Type: Article -> Category: AI Development

Do Not Give Up Your Dream of Becoming a Developer Because of AI
Publish Date: Last Updated: 3rd March 2026
Author: nick smith- With the help of CHATGPT
A year ago, if you had asked me about the long-term prospects of becoming a developer, I might have told you to consider plumbing or construction instead.
Not because programming was dying, but because the speed of AI development made it look like software creation was about to become fully automated.
Fast forward to today.
After spending more than a year building real systems alongside AI, from custom CMS platforms to automated tools, I can confidently say this:
It has never been a more exciting time to become a programmer.
Not despite AI.
Because of it.
AI Has Raised the Floor, But It Has Also Raised the Ceiling
AI can write code, and it writes it well.
It can:
- Generate boilerplate instantly
- Scaffold full applications
- Refactor messy functions
- Debug common errors
- Explain unfamiliar libraries
- Translate between languages
In many cases, it produces cleaner syntax than a junior developer.
That is the raised floor.
Basic coding ability is no longer rare. The minimum standard has increased. Tasks that once required days can now be completed in minutes.
But here’s what most people miss:
While AI has raised the floor, it has also raised the ceiling.
Because once the repetitive work is handled, what remains is the thinking.
And thinking is where developers become invaluable.

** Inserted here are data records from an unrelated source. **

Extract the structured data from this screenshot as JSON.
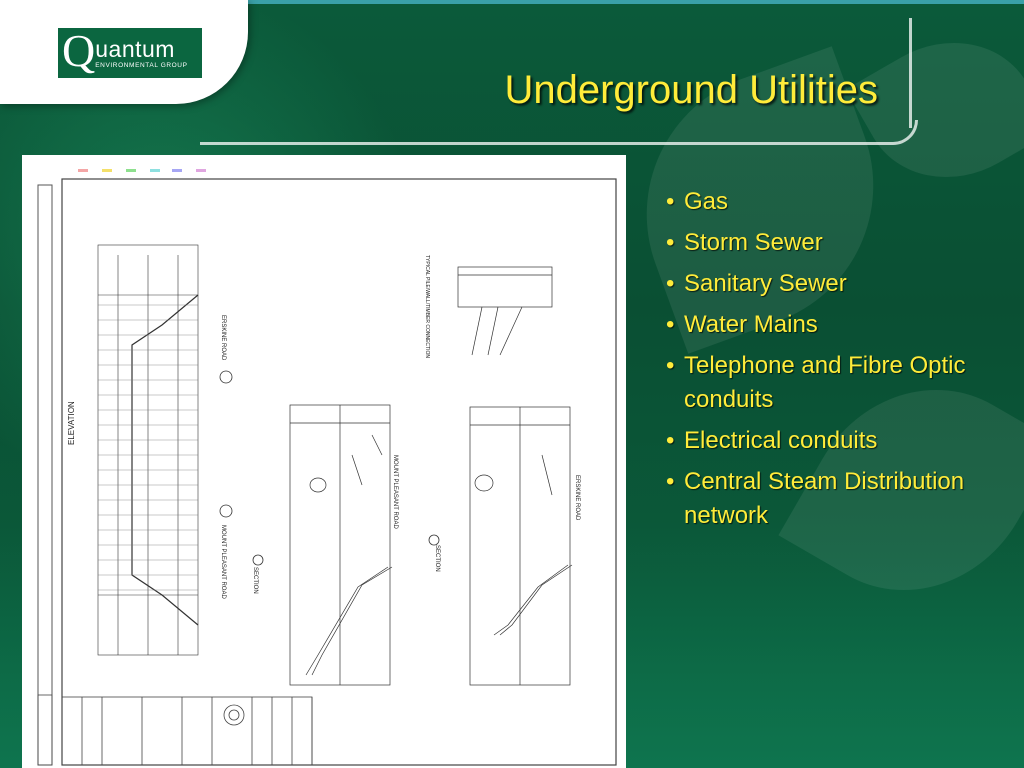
{
  "slide": {
    "title": "Underground Utilities",
    "logo": {
      "mark": "Q",
      "name": "uantum",
      "subtitle": "ENVIRONMENTAL GROUP"
    },
    "bullets": [
      "Gas",
      "Storm Sewer",
      "Sanitary Sewer",
      "Water Mains",
      "Telephone and Fibre Optic conduits",
      "Electrical conduits",
      "Central Steam Distribution network"
    ],
    "drawing": {
      "labels": {
        "elevation": "ELEVATION",
        "erskine_road": "ERSKINE ROAD",
        "mount_pleasant_road": "MOUNT PLEASANT ROAD",
        "section": "SECTION",
        "typical": "TYPICAL PILE/WALL/TIMBER CONNECTION"
      }
    }
  },
  "colors": {
    "title": "#ffec3a",
    "bullets": "#ffec3a",
    "background": "#0b5a3a",
    "logo_green": "#0b6640"
  }
}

Code Is Easy. Systems Are Hard.
There is a difference between writing code and building systems.
When you ask AI to “build an accounts system,” it will produce something, often quite impressive at first glance.
But look deeper.
- It builds based on patterns that already exist.
- It interprets your prompts through statistical probability.
- It assumes common architecture.
- It fills gaps with what it thinks you meant.
What it cannot do is fully understand your unique vision.
If you want to build something that has never been built before, something slightly different, slightly unusual, slightly innovative, AI does not have historical data to rely on.
It can assist you.
But it cannot originate the system.
It cannot own the architecture decisions.
It cannot take responsibility for long-term scalability.
It cannot foresee subtle interactions between components the way an experienced developer can.
Especially in large projects.
You might ask AI to adjust a logic flow in one class. It will do exactly what you requested, precisely and efficiently, but it may fail to see the ripple effects in other connected modules.
AI is extremely precise.
But precision is not the same as comprehension.
The Illusion of “Just Ask the AI”
There is another uncomfortable truth.
People often say, “You can just ask AI to add the missing functionality.”
But that assumes you can clearly articulate abstract ideas in a way the AI understands.
Not everyone can.
Even highly intelligent people struggle to convert a conceptual idea into structured instructions. That is a skill in itself.
And when projects become complex, with state management, authentication flows, database relationships, performance considerations, and edge cases, vague prompting stops working.
You need understanding.
You need architectural awareness.
You need someone who can see the whole system.
That someone is a developer.
The Two Developer Roles Emerging in the AI Era
We are starting to see two clear roles form.
1. The AI Systems Architect
This person:
- Understands how to break problems into structured components
- Knows how to guide AI effectively
- Designs the overall system
- Thinks in workflows, not just syntax
- Understands trade-offs between approaches
They don’t just ask for code.
They orchestrate its creation.
2. The AI Technical Corrector
This person:
- Reads and understands AI-generated code deeply
- Identifies logical gaps and edge cases
- Tests thoroughly
- Sees subtle interdependencies
- Refactors for performance and clarity
They are the stabiliser.
AI generates.
The developer verifies.
Both roles require real technical understanding.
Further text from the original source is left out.